5.1. De rechtbank stelt voorop dat partijen het erover eens zijn dat de inspecteur bij vaststelling van de aanslag schenkbelasting de wet juist heeft toegepast, aangezien belanghebbende de verhoogde vrijstelling al eerder heeft genoten. Belanghebbende heeft in beginsel dus geen recht op toepassing van de eigenwoningvrijstelling.
5.2. Naar het oordeel van de rechtbank heeft de inspecteur bij het opleggen van de onderhavige aanslag schenkbelasting de algemene beginselen van behoorlijk bestuur niet geschonden. De inspecteur heeft zijn besluit genomen in lijn met de geldende wet- en regelgeving en dat handelen betreft naar het oordeel van de rechtbank geen schending van de algemene beginselen van behoorlijk bestuur.
5.3. De gestelde omstandigheid dat de broer van belanghebbende de eigenwoningvrijstelling in 2014 wel heeft kunnen toepassen, leidt niet tot een ander oordeel. Naar het oordeel van de rechtbank betreft dat een andere situatie: in 2014 kon namelijk nog een inhaalschenking worden gedaan. De wetgever heeft geen aanleiding gezien om in gevallen als die van belanghebbende in 2018 de mogelijkheid te bieden voor een dergelijke inhaalschenking.
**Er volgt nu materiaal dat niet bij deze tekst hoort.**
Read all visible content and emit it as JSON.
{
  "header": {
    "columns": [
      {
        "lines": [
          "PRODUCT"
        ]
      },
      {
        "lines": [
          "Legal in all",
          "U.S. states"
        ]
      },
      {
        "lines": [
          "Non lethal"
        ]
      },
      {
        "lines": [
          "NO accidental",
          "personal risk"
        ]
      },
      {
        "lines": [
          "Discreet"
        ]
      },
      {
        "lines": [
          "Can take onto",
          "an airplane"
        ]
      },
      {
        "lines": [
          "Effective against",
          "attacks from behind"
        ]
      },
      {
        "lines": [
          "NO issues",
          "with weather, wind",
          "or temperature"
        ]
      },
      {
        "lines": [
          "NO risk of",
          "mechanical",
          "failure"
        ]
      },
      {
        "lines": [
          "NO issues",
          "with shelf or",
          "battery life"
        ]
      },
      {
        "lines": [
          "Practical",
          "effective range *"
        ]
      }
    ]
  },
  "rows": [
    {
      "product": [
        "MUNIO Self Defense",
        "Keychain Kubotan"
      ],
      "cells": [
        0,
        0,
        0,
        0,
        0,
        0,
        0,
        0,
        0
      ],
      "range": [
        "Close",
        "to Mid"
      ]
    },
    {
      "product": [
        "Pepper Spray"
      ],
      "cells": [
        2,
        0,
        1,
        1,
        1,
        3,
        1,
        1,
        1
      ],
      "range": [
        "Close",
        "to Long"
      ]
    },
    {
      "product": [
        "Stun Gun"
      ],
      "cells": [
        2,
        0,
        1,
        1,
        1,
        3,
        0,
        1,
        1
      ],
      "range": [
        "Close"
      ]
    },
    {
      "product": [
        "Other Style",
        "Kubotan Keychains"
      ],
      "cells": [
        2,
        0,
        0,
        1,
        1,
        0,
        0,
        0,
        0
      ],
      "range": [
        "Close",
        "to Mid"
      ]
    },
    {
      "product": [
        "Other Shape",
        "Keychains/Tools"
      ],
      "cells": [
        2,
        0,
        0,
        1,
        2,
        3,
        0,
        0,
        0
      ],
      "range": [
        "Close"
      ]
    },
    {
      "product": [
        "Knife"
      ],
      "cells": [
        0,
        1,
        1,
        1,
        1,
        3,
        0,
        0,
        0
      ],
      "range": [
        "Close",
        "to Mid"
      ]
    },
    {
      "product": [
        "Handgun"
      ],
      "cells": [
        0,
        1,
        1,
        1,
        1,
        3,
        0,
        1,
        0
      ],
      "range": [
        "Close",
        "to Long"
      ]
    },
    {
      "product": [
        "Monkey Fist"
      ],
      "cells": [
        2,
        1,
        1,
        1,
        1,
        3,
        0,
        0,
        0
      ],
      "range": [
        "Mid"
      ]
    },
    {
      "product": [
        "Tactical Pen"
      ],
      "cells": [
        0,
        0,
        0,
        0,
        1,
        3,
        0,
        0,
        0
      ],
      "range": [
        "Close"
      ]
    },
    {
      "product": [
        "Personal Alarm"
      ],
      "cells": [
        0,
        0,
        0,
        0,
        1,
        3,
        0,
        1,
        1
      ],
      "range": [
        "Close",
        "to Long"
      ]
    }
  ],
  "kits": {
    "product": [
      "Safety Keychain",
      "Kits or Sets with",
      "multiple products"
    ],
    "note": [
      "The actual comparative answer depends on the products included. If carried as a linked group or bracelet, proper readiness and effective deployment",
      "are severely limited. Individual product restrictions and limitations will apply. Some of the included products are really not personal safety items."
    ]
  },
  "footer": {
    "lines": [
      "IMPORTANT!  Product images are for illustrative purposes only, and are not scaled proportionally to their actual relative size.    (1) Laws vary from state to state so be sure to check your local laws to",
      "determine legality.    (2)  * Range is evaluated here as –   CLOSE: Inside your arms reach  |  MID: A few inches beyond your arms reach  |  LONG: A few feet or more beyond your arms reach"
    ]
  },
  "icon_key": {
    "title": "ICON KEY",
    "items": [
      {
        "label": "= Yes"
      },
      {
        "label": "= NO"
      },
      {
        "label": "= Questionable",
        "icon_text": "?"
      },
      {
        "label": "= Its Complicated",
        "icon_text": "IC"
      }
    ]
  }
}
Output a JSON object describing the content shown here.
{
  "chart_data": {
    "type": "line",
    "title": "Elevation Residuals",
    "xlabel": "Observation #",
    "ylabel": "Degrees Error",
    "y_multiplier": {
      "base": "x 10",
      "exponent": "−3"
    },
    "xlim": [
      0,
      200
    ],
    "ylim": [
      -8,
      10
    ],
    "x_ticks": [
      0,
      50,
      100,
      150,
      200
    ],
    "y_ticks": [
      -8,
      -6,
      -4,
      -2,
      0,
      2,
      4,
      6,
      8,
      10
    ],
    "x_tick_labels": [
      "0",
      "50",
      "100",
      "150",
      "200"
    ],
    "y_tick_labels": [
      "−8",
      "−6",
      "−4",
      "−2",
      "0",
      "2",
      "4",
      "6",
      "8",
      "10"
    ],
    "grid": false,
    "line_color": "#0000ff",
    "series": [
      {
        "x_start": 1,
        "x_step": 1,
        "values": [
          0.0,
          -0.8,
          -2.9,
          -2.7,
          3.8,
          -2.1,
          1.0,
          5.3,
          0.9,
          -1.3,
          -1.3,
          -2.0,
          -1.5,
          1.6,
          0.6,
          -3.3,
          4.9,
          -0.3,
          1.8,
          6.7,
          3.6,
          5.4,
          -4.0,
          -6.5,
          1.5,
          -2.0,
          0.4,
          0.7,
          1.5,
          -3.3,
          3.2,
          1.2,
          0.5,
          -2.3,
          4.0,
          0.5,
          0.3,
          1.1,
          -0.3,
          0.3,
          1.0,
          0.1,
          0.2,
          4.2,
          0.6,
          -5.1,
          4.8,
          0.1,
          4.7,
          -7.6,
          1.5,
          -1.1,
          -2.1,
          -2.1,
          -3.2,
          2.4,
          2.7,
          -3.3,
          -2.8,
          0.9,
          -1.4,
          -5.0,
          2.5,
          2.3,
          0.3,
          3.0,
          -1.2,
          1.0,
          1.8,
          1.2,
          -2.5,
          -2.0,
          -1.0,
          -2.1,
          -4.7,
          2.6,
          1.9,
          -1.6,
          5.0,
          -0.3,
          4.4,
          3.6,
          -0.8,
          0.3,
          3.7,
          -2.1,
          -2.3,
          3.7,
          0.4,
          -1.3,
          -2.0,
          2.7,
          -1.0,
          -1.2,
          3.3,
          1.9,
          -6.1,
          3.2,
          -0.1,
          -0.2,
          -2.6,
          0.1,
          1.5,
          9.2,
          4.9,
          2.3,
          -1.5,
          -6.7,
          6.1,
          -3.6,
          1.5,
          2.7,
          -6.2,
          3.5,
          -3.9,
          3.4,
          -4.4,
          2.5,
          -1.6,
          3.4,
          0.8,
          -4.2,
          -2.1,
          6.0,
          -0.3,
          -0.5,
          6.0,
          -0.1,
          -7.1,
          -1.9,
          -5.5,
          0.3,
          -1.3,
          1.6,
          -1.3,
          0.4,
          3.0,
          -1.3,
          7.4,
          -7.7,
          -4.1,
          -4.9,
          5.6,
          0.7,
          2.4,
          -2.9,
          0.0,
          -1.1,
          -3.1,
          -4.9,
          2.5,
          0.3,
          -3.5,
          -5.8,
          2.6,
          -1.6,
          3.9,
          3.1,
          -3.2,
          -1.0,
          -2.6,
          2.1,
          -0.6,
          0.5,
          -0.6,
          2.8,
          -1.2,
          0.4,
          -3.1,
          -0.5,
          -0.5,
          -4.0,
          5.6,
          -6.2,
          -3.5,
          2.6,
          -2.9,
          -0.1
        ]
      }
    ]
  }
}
Dat is een keuze van de wetgever en de uitvoering van de inspecteur in lijn met deze wetgeving is niet in strijd met de algemene beginselen van behoorlijk bestuur.
5.4. Ook het overige gestelde kan naar het oordeel van de rechtbank niet leiden tot een constatering van een schending van de algemene beginselen van behoorlijk bestuur door de inspecteur.
5.5. Verder is de rechtbank niet bevoegd om op grond van redelijkheid en billijkheid een juiste wetstoepassing achterwege te laten. Het staat de rechter, op grond van artikel 11 van de Wet van 15 mei 1829, houdende algemeene bepalingen der wetgeving van het Koningrijk, immers niet vrij om formele wetgeving te toetsen op haar innerlijke waarde of billijkheid.
Conclusie en gevolgen
6. Het beroep is ongegrond. Dat betekent dat de bestreden aanslag schenkbelasting, zoals deze luidt na uitspraak op bezwaar, in stand blijft. Belanghebbende krijgt het door haar betaalde griffierecht niet terug en zij krijgt ook geen vergoeding van haar proceskosten.
Beslissing
De rechtbank verklaart het beroep ongegrond.
Deze uitspraak is gedaan op 16 mei 2023 door mr. V.A. Burgers, rechter, in aanwezigheid van mr. F.E.M. Houben, griffier. De uitspraak is openbaar gemaakt door middel van geanonimiseerde publicatie op www.rechtspraak.nl.